While we can’t control when we feel anger or fear—or how strongly—we can gain some control over what we do while in its grip. If we can develop inner radar for emotional danger, we gain a choice point.
To find this inner choice point, start by questioning destructive mental habits. Even though there may be a bit of legitimacy to our grievances, are the disturbing emotions we feel way out of proportion? Are such feelings familiar? Are you ruminating? If so, we would do well to gain more control over those self-defeating habits of mind.
This approach takes advantage of an effect studied by Kevin Ochsner, a neuroscientist at Columbia University. Volunteers’ brains were scanned as they saw photos of people’s faces showing emotions ranging from a woman in tears to a baby laughing. Their emotional centers immediately activated the circuitry for whichever feeling those faces expressed.
But then Ochsner asked the volunteers to rethink what might be going on in the more disturbing photos in a less alarming way: Perhaps that woman was crying at a wedding, not a funeral. With that rethink, there was a striking shift in the brain: The emotional centers lost energy, as circuits higher in the prefrontal cortex—those for pondering—activated.
As the Columbia research showed, this strategy seems to arouse circuitry in the prefrontal areas that can resist more-primal limbic signals for strong negative emotions. That circuitry appears to be at play in a wide variety of methods, including reasoning with yourself about negative impulses and feelings.
Not everyone takes to reasoning to handle rocky feelings. Bad habits are usually all too quick to step in to lend a not-so-helpful hand. But there is a vast range of approaches we might try—ranging from mindfulness to various psychotherapies. Whatever method we find is fine, so long as it helps us lessen the power of our destructive emotions.
Self-Awareness: The First Step in Emotional Hygiene
One method that can be particularly helpful: noticing the emotional stirrings that signal destructive emotions, then thinking about what those stirrings might indicate—particularly fresh perspectives on our feelings rather than the same old rote thoughts that usually go with them.
This approach combines an awareness of our feelings with reasoning about their causes—a method popularized in the West by “mindfulness-based cognitive therapy.”
When handling our turbulent feelings, it helps to understand what happens in the buildup to them. This typically goes by unnoticed. But if we can bring the buildup into our awareness, we gain a mental foothold that allows us to short-circuit what otherwise would become a destructive emotional hijack.

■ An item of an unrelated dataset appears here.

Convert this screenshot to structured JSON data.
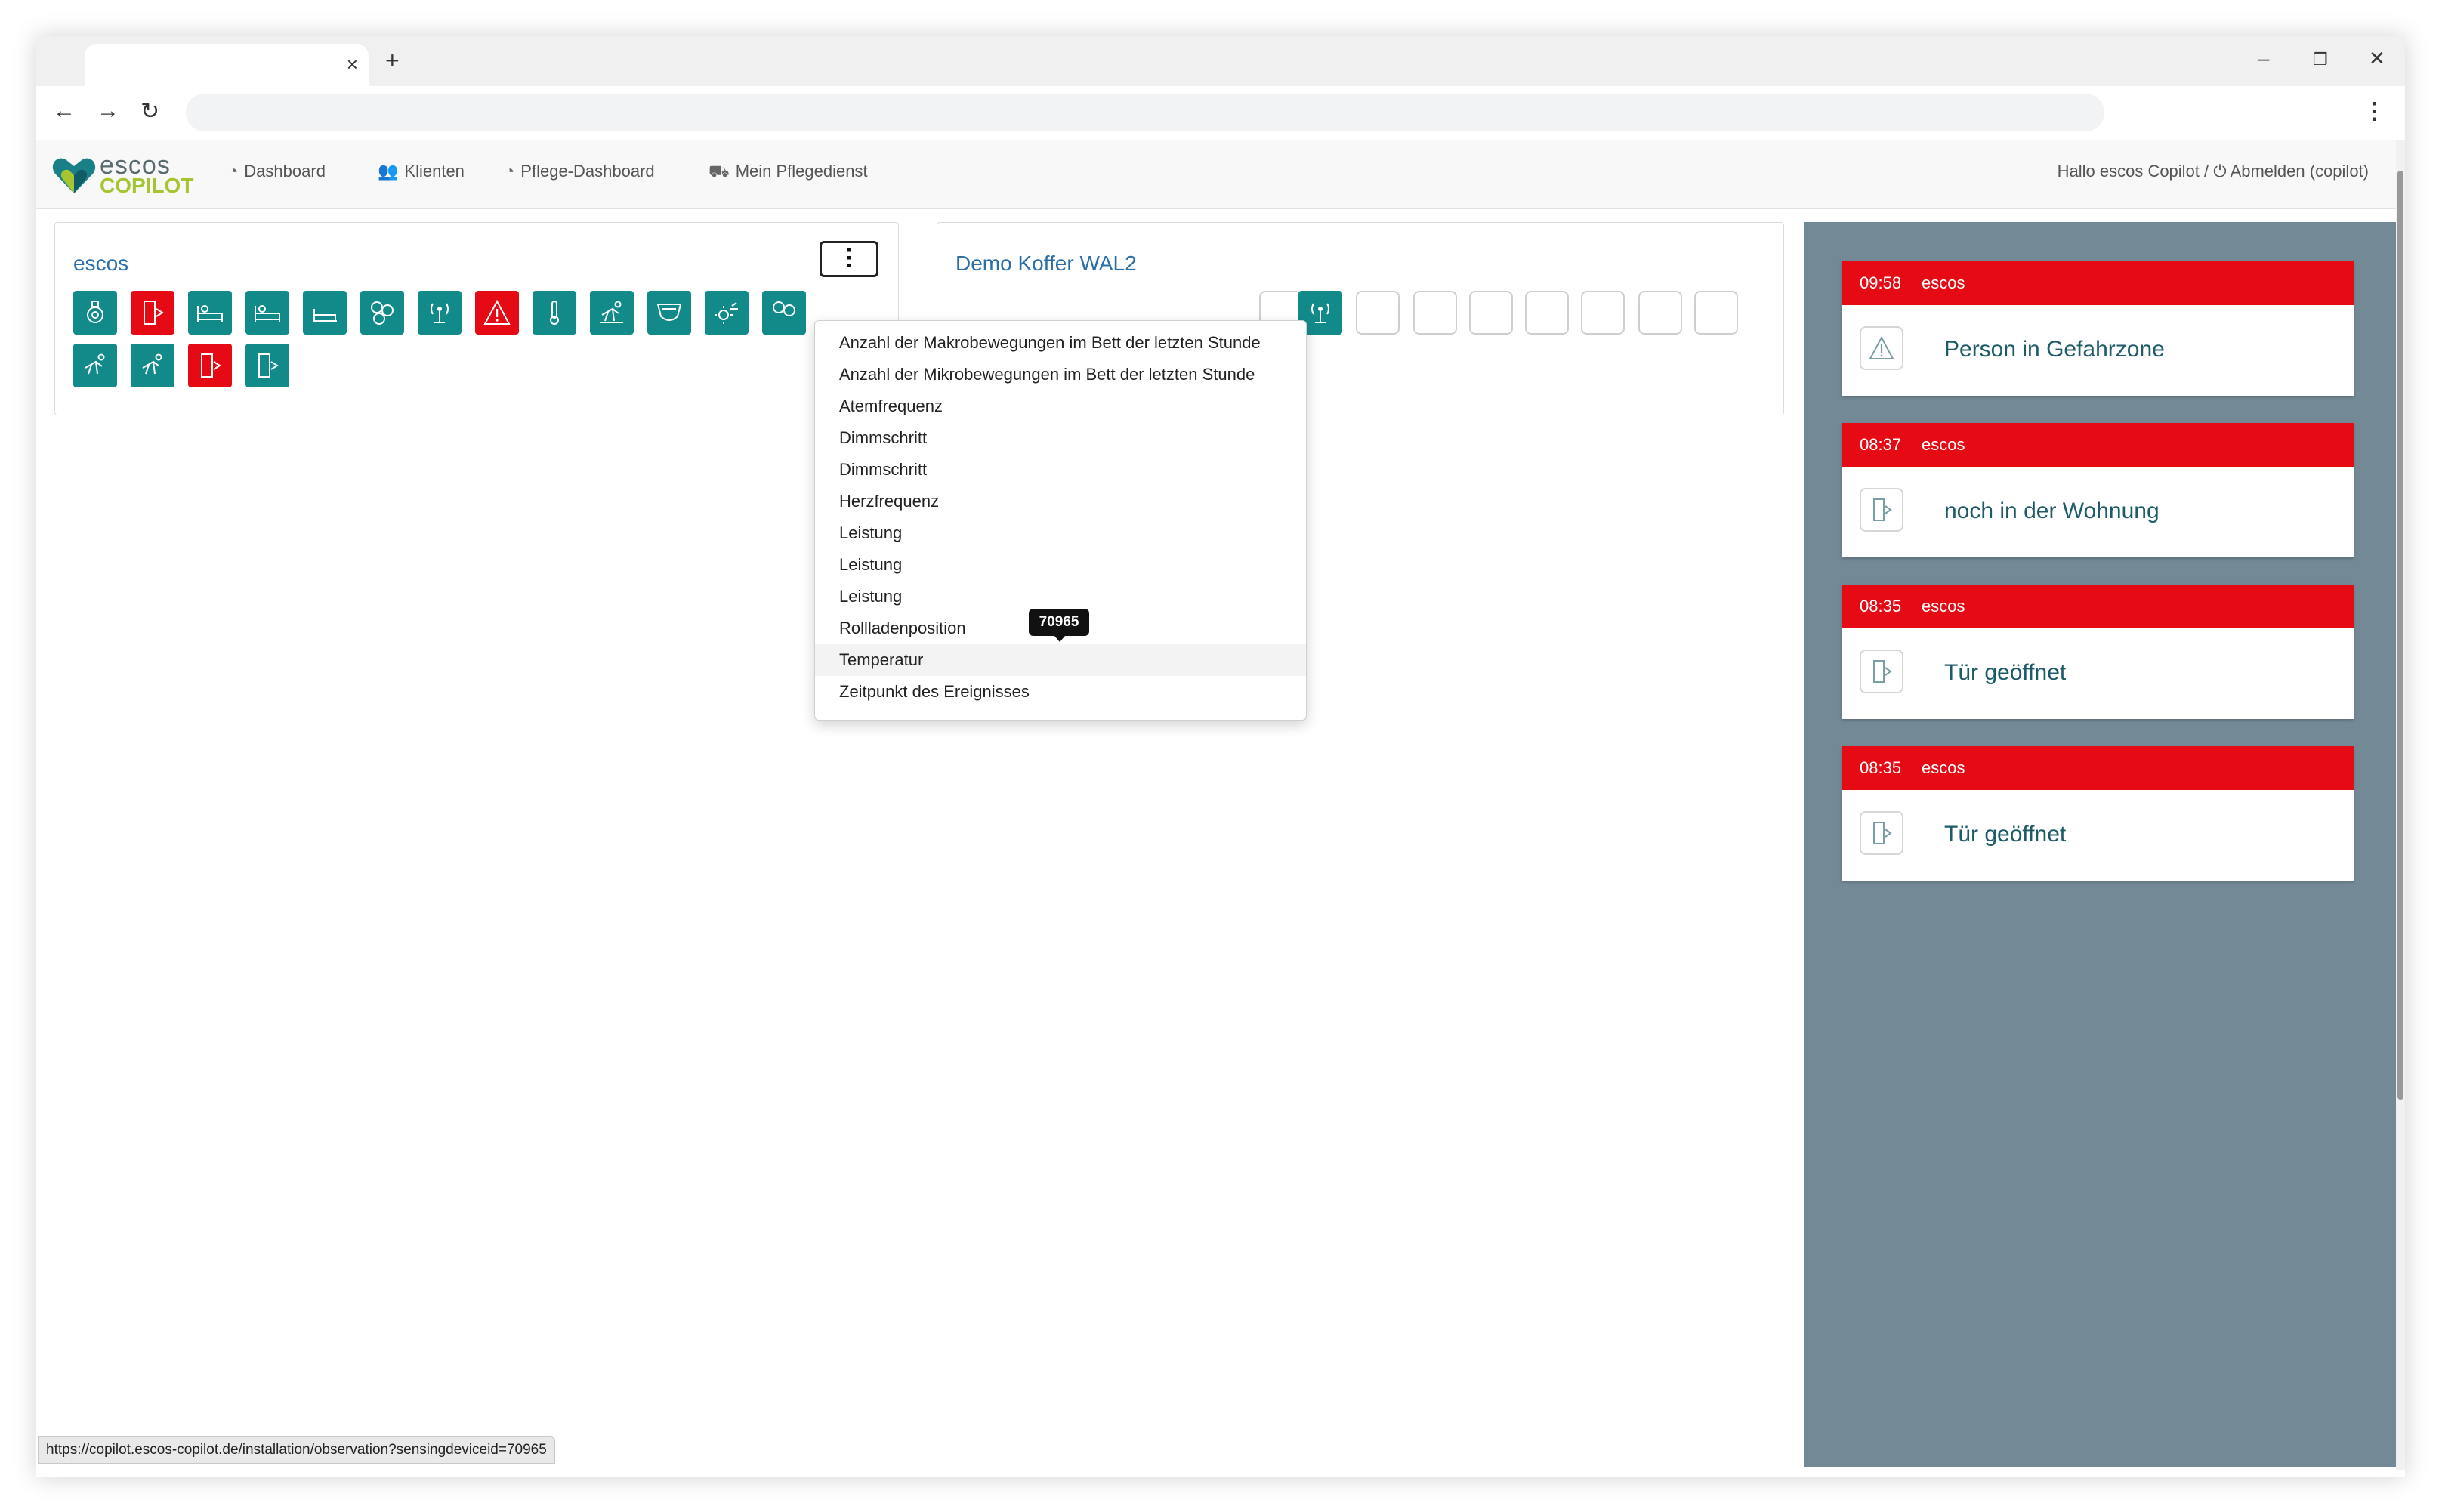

At the very least we can notice how we feel during the hijack itself and note the negative consequences of our impulses. And with luck (or practice), we can catch ourselves in the future and change what we say or do for the better.
For this it helps to become aware of the gap between the provocation of an emotion, like anger, and our response. The same goes for our more mundane tensions, the ones we all face when whim and impulse contend with obligation and responsibility. A pause can help us sort out when those impulses and whims are just fine to act on and when obligation and responsibility matter more.
“Some people,” Paul Ekman notes, “have a large gap, some small.” Widening that gap makes us better able to manage our destructive emotions, as well as to make better life choices.
“This is not easy,” he adds, “because emotions evolved to make us respond immediately, without conscious thought.”
It can help to tune in to the ways our destructive emotions feel as they build in the body: When we’re getting annoyed, for instance, do we clench our jaw? Do we have certain familiar thoughts? Whatever the signals might be, we can use them in a kind of mental radar.
As we get more familiarity with bringing our attention to the chain that leads to emotional hijacks, we should gradually get better at catching ourselves. And quite often the simple act of noting them and naming them lets them subside.
If our mindfulness has become very strong, the emotion gets nipped in the bud the moment we become aware of what’s stirring—we halt the impulse even before it takes hold. One test of this progression comes when you confront someone who is hostile but remain calm yourself, able to use your discernment to understand why they might feel that way—rather than launching an angry rebuttal.